Book Review: Moments That Made the Movies


The book “Moments that Made the Movies” is a wonderful easy read and highly recommended for film aficionados everywhere. In the introduction, author and film critic David Thompson asks the reader “Do you remember the movies you saw, like whole vessels serene on the sea of time? Or do you just retain moments from them, like shattered lifeboats?” It is with this book, Thompson decides to focus on those shattered life boats, which even though they remain fragments, they can leave a lasting impression on the viewer.

We are taken on a journey through some of these moments Thompson has handpicked himself, and more often than not, he gives us ones not commonly discussed. For instance, when he speaks of “Bonnie and Clyde”, he doesn’t go for the obvious analysis of the iconic shoot out that ends the picture, but rather he describes an early scene in a diner where Bonnie first decides to rob banks with Clyde. Thompson describes it as “a seductive little scene”. It’s a character moment, but it’s also a moment for the actors of the film Faye Dunaway and Warren Beatty. He describes movements and gestures, how Beatty’s Clyde is talking like a producer which was what he was for the actual film. Thompson takes this pocket of a scene and is able to fill it with context for the entire film itself.

Unlike most critic’s book, we are not just privy to deconstruction, but Thompson is giving us a look into his own tastes in movies, and some which might surprise a casual movie goer. One such case is a somewhat revisionist take on the work of Meg Ryan; an actress who, it could be argued had her best days behind her after her reign as romantic comedy queen came to an end. Thompson does focus on her most iconic scene in “When Harry Met Sally” where she fakes an orgasm, but maybe more importantly, he highlights her under seen Jane Campion directed film “In the Cut”. In this film, she plays largely against type, and is far more dangerous and sexual than is usually given credit for. After reading these two entries, one could get the impression that Ryan is one of our great Hollywood actresses who got a bad break when she no longer became bankable. You may have the urge to re-watch some of her work to see the talent Thompson eludes to with his two essays.

I was far more curious with the hidden gems highlighted in the book rather than the usual suspects commonly found in these types of retrospectives. Notably there is the Danny DeVito directed 90s film “Hoffa” which starred Jack Nicholson as the infamous teamster leader Jimmy Hoffa. There is also the foreign film “Celine and Julie Go Boating”, directed by French new wave icon Jacques Rivette which was a hit when released but has since been little seen in North America.

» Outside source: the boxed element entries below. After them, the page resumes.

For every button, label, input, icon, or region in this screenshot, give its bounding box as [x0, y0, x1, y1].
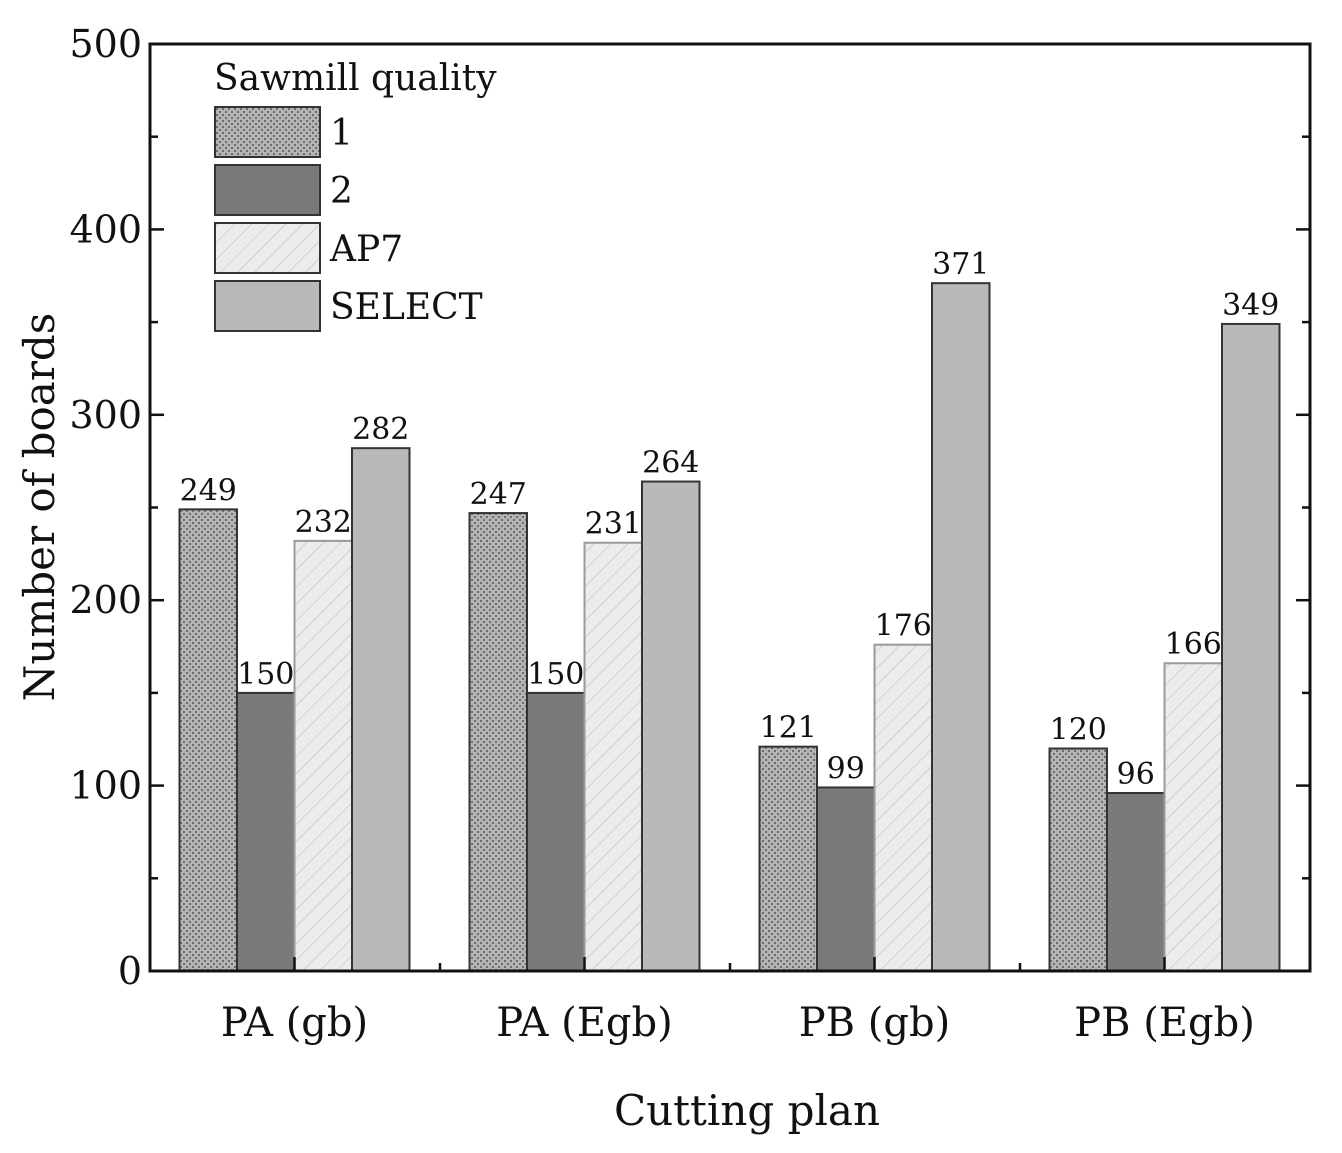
legend-swatch-2 — [214, 164, 321, 216]
bar-ap7-2 — [873, 643, 933, 972]
legend-swatch-1 — [214, 106, 321, 158]
y-axis-label: Number of boards — [15, 313, 64, 702]
bar-select-3 — [1221, 322, 1281, 973]
bar-select-2 — [931, 282, 991, 972]
data-label: 166 — [1165, 627, 1222, 662]
x-tick-label: PA (Egb) — [496, 1000, 672, 1046]
data-label: 99 — [827, 751, 865, 786]
data-label: 282 — [352, 412, 409, 447]
bar-2-1 — [526, 691, 586, 973]
bar-1-1 — [468, 512, 528, 972]
legend-label-select: SELECT — [330, 287, 483, 328]
bar-ap7-0 — [293, 539, 353, 972]
data-label: 232 — [295, 505, 352, 540]
data-label: 120 — [1050, 713, 1107, 748]
data-label: 121 — [760, 711, 817, 746]
legend-title: Sawmill quality — [214, 58, 497, 99]
x-axis-label: Cutting plan — [614, 1086, 880, 1135]
bar-1-0 — [178, 508, 238, 972]
data-label: 96 — [1117, 757, 1155, 792]
data-label: 371 — [932, 247, 989, 282]
x-tick-label: PB (Egb) — [1074, 1000, 1255, 1046]
legend-swatch-select — [214, 280, 321, 332]
data-label: 264 — [642, 446, 699, 481]
y-tick-label: 500 — [69, 22, 142, 66]
y-tick-label: 400 — [69, 207, 142, 251]
data-label: 349 — [1222, 288, 1279, 323]
legend-swatch-ap7 — [214, 222, 321, 274]
y-tick-label: 200 — [69, 578, 142, 622]
legend-label-ap7: AP7 — [329, 229, 403, 270]
data-label: 176 — [875, 609, 932, 644]
data-label: 231 — [585, 507, 642, 542]
bar-ap7-3 — [1163, 662, 1223, 973]
x-tick-label: PB (gb) — [799, 1000, 950, 1046]
legend-label-1: 1 — [330, 113, 353, 154]
legend-label-2: 2 — [330, 171, 353, 212]
data-label: 249 — [180, 473, 237, 508]
bar-1-3 — [1048, 747, 1108, 973]
bar-2-3 — [1106, 792, 1166, 972]
plot-frame — [148, 42, 1312, 973]
bar-2-2 — [816, 786, 876, 972]
bar-2-0 — [236, 691, 296, 973]
data-label: 150 — [237, 657, 294, 692]
y-tick-label: 100 — [69, 764, 142, 808]
bar-1-2 — [758, 745, 818, 973]
x-tick-label: PA (gb) — [221, 1000, 368, 1046]
y-tick-label: 300 — [69, 393, 142, 437]
data-label: 150 — [527, 657, 584, 692]
bar-select-1 — [641, 480, 701, 972]
y-tick-label: 0 — [118, 949, 142, 993]
bar-ap7-1 — [583, 541, 643, 972]
bar-select-0 — [351, 447, 411, 972]
data-label: 247 — [470, 477, 527, 512]
legend: Sawmill quality 1 2 AP7 SELECT — [214, 58, 497, 332]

The book goes chronologically starting with a handful of early silent films moving into the modern era. You might be shocked to see some films left off his list such as “The Wizard of Oz” or “It’s a Wonderful Life”. Even “There Will be Blood” which Thompson chose to be the cover of his most recently published edition of his “Biographical Encyclopedia of Film”. But as he comments in the book’s introduction “Don’t be troubled about what is left out. The selection is, of course, personal.”

With his selections, Thompson challenges the reader into viewing films the way he sees them. Sometimes all people care about in a movie is the plot or the story, which is all fine and good if that’s what you’re looking for. But films can work on another level as well, as Thompson points out. They are moments caught on film, literal motion pictures, edited together with sound, music, and performance. Once viewed they can leave indelible marks on us that can last forever. Sometimes we don’t have to remember a whole movie,  it only takes one shot to stay with us. Thompson makes this idea most apparent with his  selection that ends the book. It’s not a shot from a film at all, but a photograph. It was taken in 2014 in Vancouver Canada after the Canucks lost the Stanley Cup. For those who don’t remember, there were massive amounts of damage, riots, and injuries throughout the city that night. Yet among the chaos, an iconic photo was taken of two young people spread out in the middle of the street embracing each other and kissing. As Thompson mentions “A moment can be an instant” and confesses how he was “struck by how movie-like it was….It could be the first shot of a movie, or the last”.

His statement is a testament to the ever-changing medium of film. It started out as a something that was fed through a projector and illuminated onto a giant screen. But since then it has transformed into digital media, YouTube, and streaming services. Film is basically anything you can imagine it to be and is now available for anyone to use.

Thompson is a realist, he doesn’t waiver to the nostalgia of 35mm projection, even though it’s a nice thought. He sees it as a tool which is ever-evolving, but one constant his book illustrates is how the images can remain memorable and even life changing. They can reflect memories of time, or waking dreams. It speaks to the power of film as an art form, and how it can become a personal and profound experience. You’ll want to think of your own moments in movies after reading this book.